There were a few writers from Kiribati featured in the book but I picked Teweiariki Teaero poetry to feature as he had three poems in the collection and they each were quite different. The poems were “Garlanding”, “Nareau’s Return” and “Merry Ancestors”.
Of the three “Merry Ancestors” is the one I liked the most. It’s almost like a children’s story as the sounds of thunder and lighting and a storm is explained as their ancestors having a party. I generally love when there are stories explaining stuff like storms to children to make them less scary or to connect the thing that’s happening to the past or spirituality.
“Garlanding” didn’t really have as much impact or interest to me as the other two but I still liked how it’s a poem about flowers and an act of giving and love.

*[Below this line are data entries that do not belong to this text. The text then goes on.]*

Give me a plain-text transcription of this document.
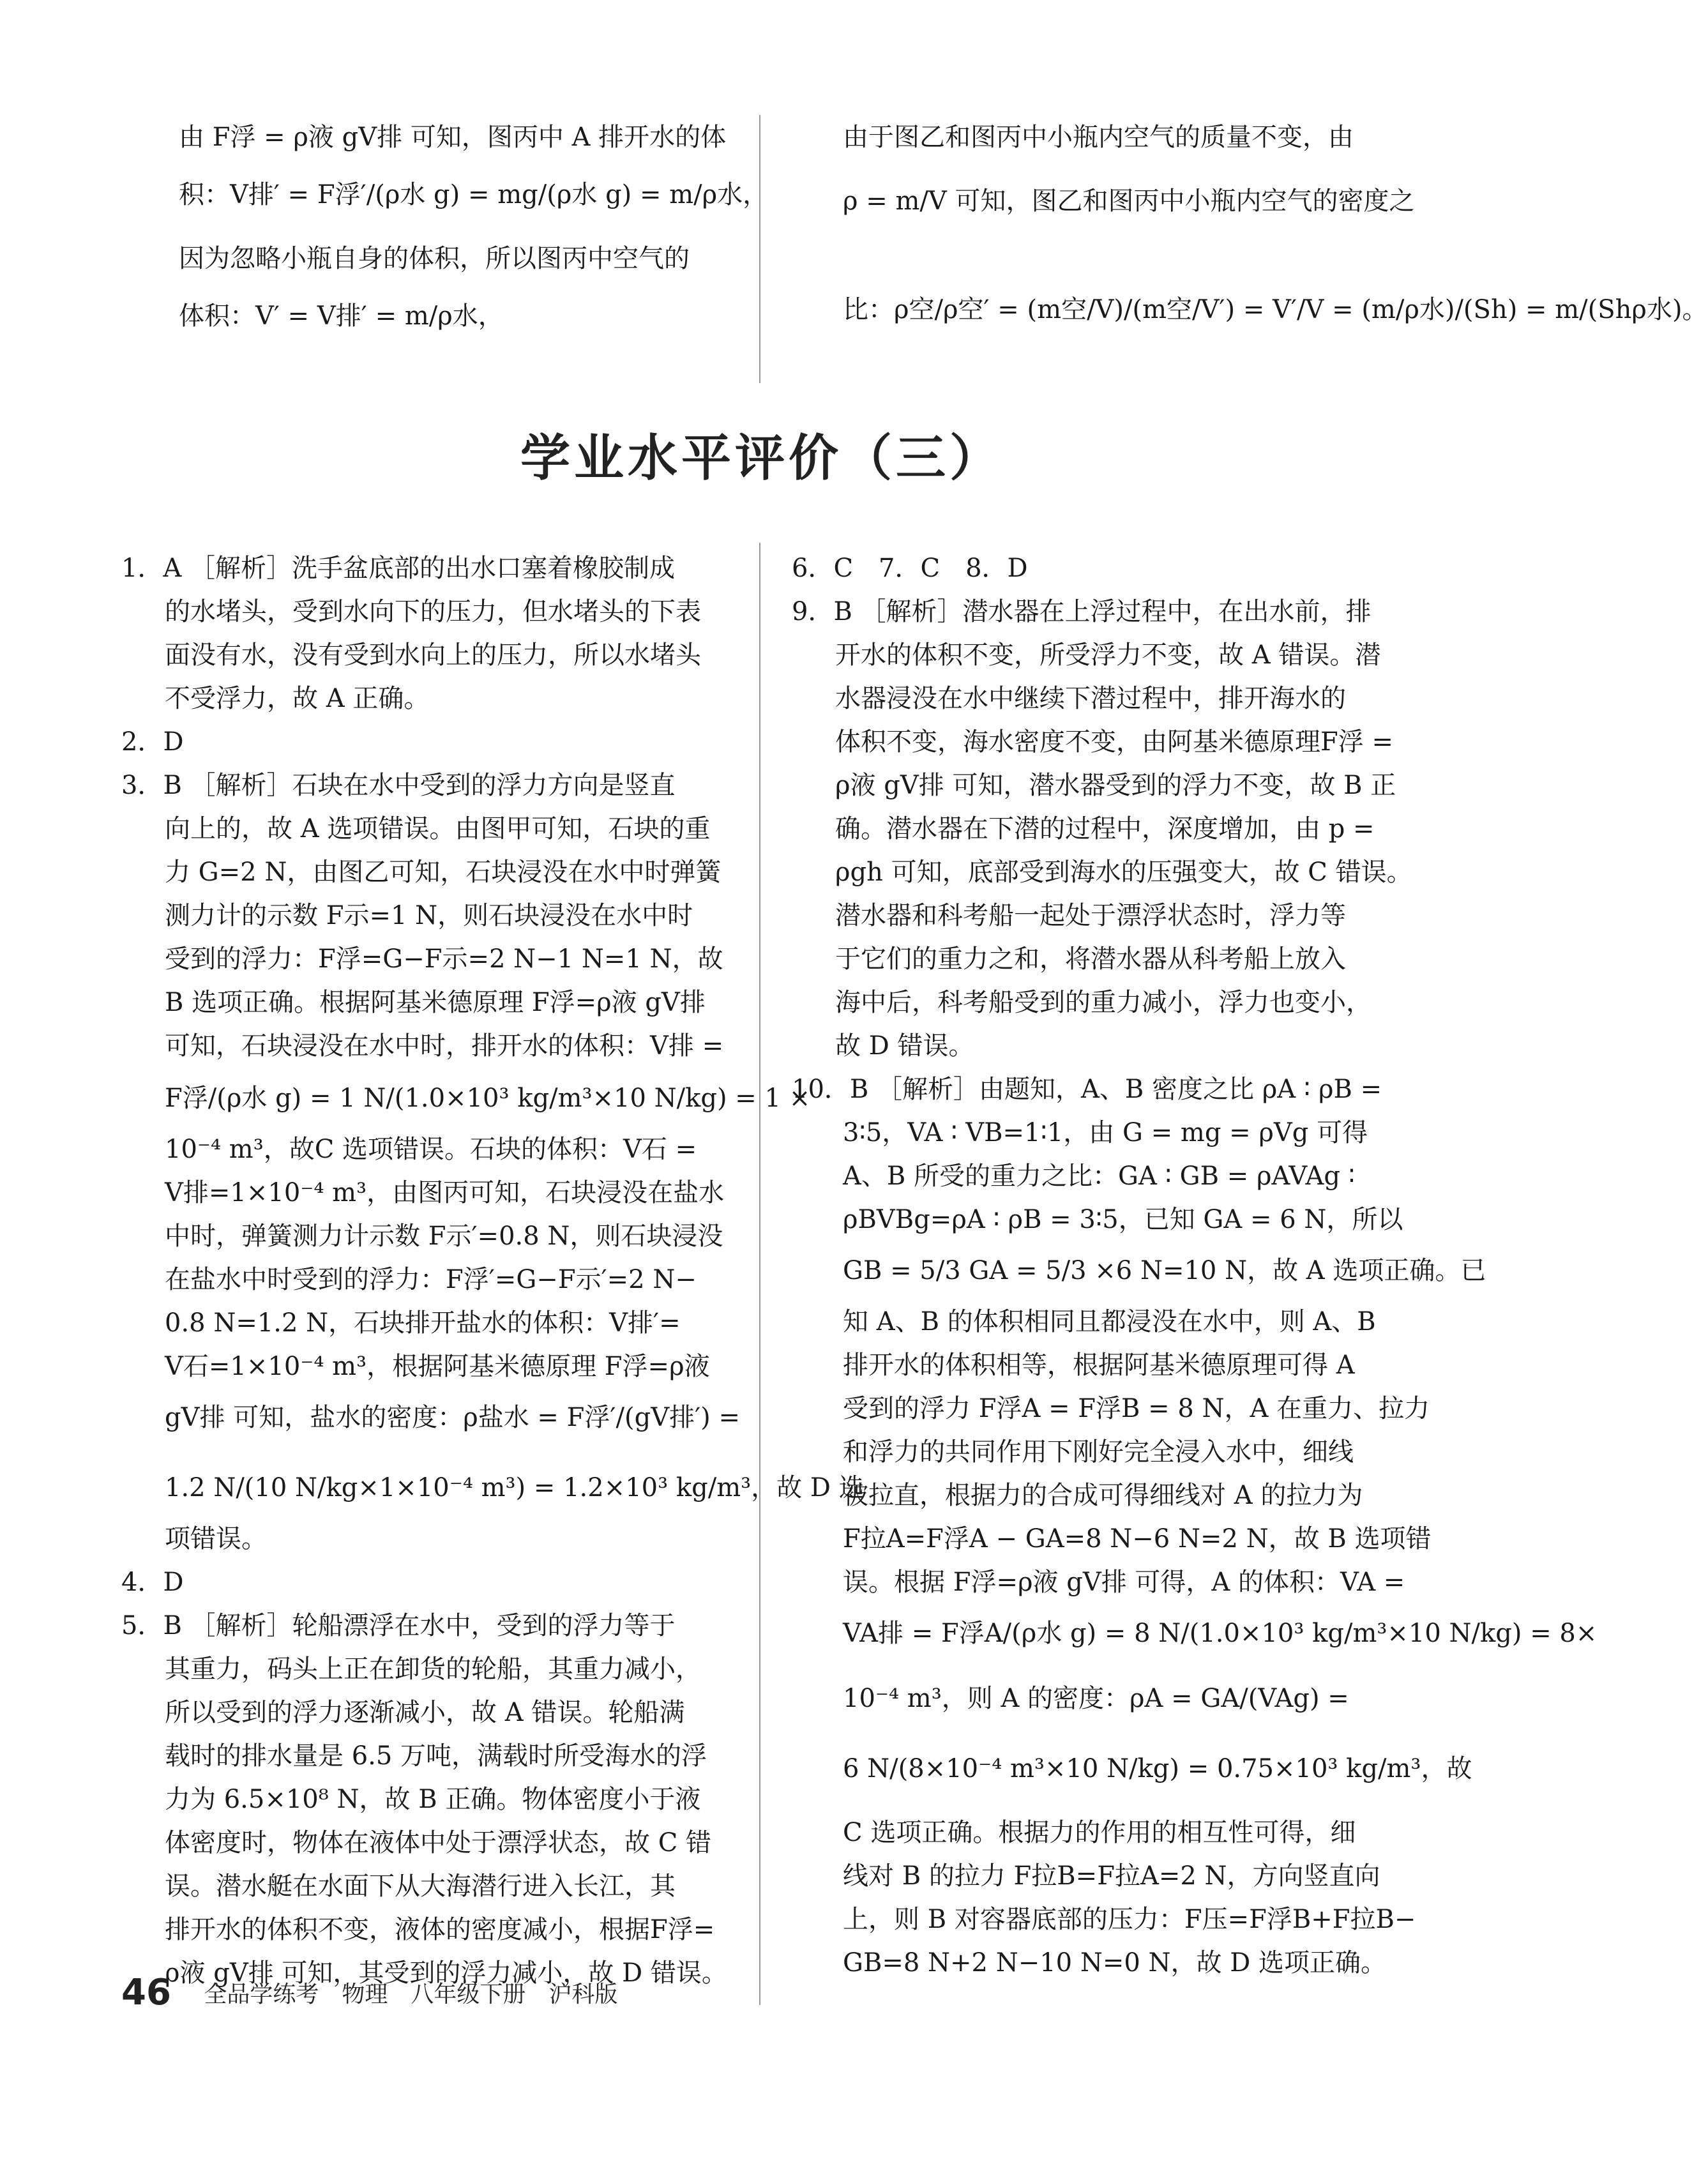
由 F浮 = ρ液 gV排 可知，图丙中 A 排开水的体
积：V排′ = F浮′/(ρ水 g) = mg/(ρ水 g) = m/ρ水，
因为忽略小瓶自身的体积，所以图丙中空气的
体积：V′ = V排′ = m/ρ水，
由于图乙和图丙中小瓶内空气的质量不变，由
ρ = m/V 可知，图乙和图丙中小瓶内空气的密度之
比：ρ空/ρ空′ = (m空/V)/(m空/V′) = V′/V = (m/ρ水)/(Sh) = m/(Shρ水)。
学业水平评价（三）
1．A ［解析］洗手盆底部的出水口塞着橡胶制成
的水堵头，受到水向下的压力，但水堵头的下表
面没有水，没有受到水向上的压力，所以水堵头
不受浮力，故 A 正确。
2．D
3．B ［解析］石块在水中受到的浮力方向是竖直
向上的，故 A 选项错误。由图甲可知，石块的重
力 G=2 N，由图乙可知，石块浸没在水中时弹簧
测力计的示数 F示=1 N，则石块浸没在水中时
受到的浮力：F浮=G−F示=2 N−1 N=1 N，故
B 选项正确。根据阿基米德原理 F浮=ρ液 gV排
可知，石块浸没在水中时，排开水的体积：V排 =
F浮/(ρ水 g) = 1 N/(1.0×10³ kg/m³×10 N/kg) = 1 ×
10⁻⁴ m³，故C 选项错误。石块的体积：V石 =
V排=1×10⁻⁴ m³，由图丙可知，石块浸没在盐水
中时，弹簧测力计示数 F示′=0.8 N，则石块浸没
在盐水中时受到的浮力：F浮′=G−F示′=2 N−
0.8 N=1.2 N，石块排开盐水的体积：V排′=
V石=1×10⁻⁴ m³，根据阿基米德原理 F浮=ρ液
gV排 可知，盐水的密度：ρ盐水 = F浮′/(gV排′) =
1.2 N/(10 N/kg×1×10⁻⁴ m³) = 1.2×10³ kg/m³，故 D 选
项错误。
4．D
5．B ［解析］轮船漂浮在水中，受到的浮力等于
其重力，码头上正在卸货的轮船，其重力减小，
所以受到的浮力逐渐减小，故 A 错误。轮船满
载时的排水量是 6.5 万吨，满载时所受海水的浮
力为 6.5×10⁸ N，故 B 正确。物体密度小于液
体密度时，物体在液体中处于漂浮状态，故 C 错
误。潜水艇在水面下从大海潜行进入长江，其
排开水的体积不变，液体的密度减小，根据F浮=
ρ液 gV排 可知，其受到的浮力减小，故 D 错误。
6．C　7．C　8．D
9．B ［解析］潜水器在上浮过程中，在出水前，排
开水的体积不变，所受浮力不变，故 A 错误。潜
水器浸没在水中继续下潜过程中，排开海水的
体积不变，海水密度不变，由阿基米德原理F浮 =
ρ液 gV排 可知，潜水器受到的浮力不变，故 B 正
确。潜水器在下潜的过程中，深度增加，由 p =
ρgh 可知，底部受到海水的压强变大，故 C 错误。
潜水器和科考船一起处于漂浮状态时，浮力等
于它们的重力之和，将潜水器从科考船上放入
海中后，科考船受到的重力减小，浮力也变小，
故 D 错误。
10．B ［解析］由题知，A、B 密度之比 ρA ∶ ρB =
3∶5，VA ∶ VB=1∶1，由 G = mg = ρVg 可得
A、B 所受的重力之比：GA ∶ GB = ρAVAg ∶
ρBVBg=ρA ∶ ρB = 3∶5，已知 GA = 6 N，所以
GB = 5/3 GA = 5/3 ×6 N=10 N，故 A 选项正确。已
知 A、B 的体积相同且都浸没在水中，则 A、B
排开水的体积相等，根据阿基米德原理可得 A
受到的浮力 F浮A = F浮B = 8 N，A 在重力、拉力
和浮力的共同作用下刚好完全浸入水中，细线
被拉直，根据力的合成可得细线对 A 的拉力为
F拉A=F浮A − GA=8 N−6 N=2 N，故 B 选项错
误。根据 F浮=ρ液 gV排 可得，A 的体积：VA =
VA排 = F浮A/(ρ水 g) = 8 N/(1.0×10³ kg/m³×10 N/kg) = 8×
10⁻⁴ m³，则 A 的密度：ρA = GA/(VAg) =
6 N/(8×10⁻⁴ m³×10 N/kg) = 0.75×10³ kg/m³，故
C 选项正确。根据力的作用的相互性可得，细
线对 B 的拉力 F拉B=F拉A=2 N，方向竖直向
上，则 B 对容器底部的压力：F压=F浮B+F拉B−
GB=8 N+2 N−10 N=0 N，故 D 选项正确。
46 全品学练考　物理　八年级下册　沪科版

“Nareau’s Return” is a poem where a little googling led me to understand it more as it had cultural reference in it that I was unaware of. The Nareau in question is the creator deity in the mythology of the Gilbert Islands, of which Kiribati is a part of. Reading the poem again knowing that Nareau is a god rather than simply an old man like he’s described adds extra layers to the poem and makes his confusion of how the country has become industrialised more understandable. He doesn’t recognise his home and the sounds of things like cars overwhelms him.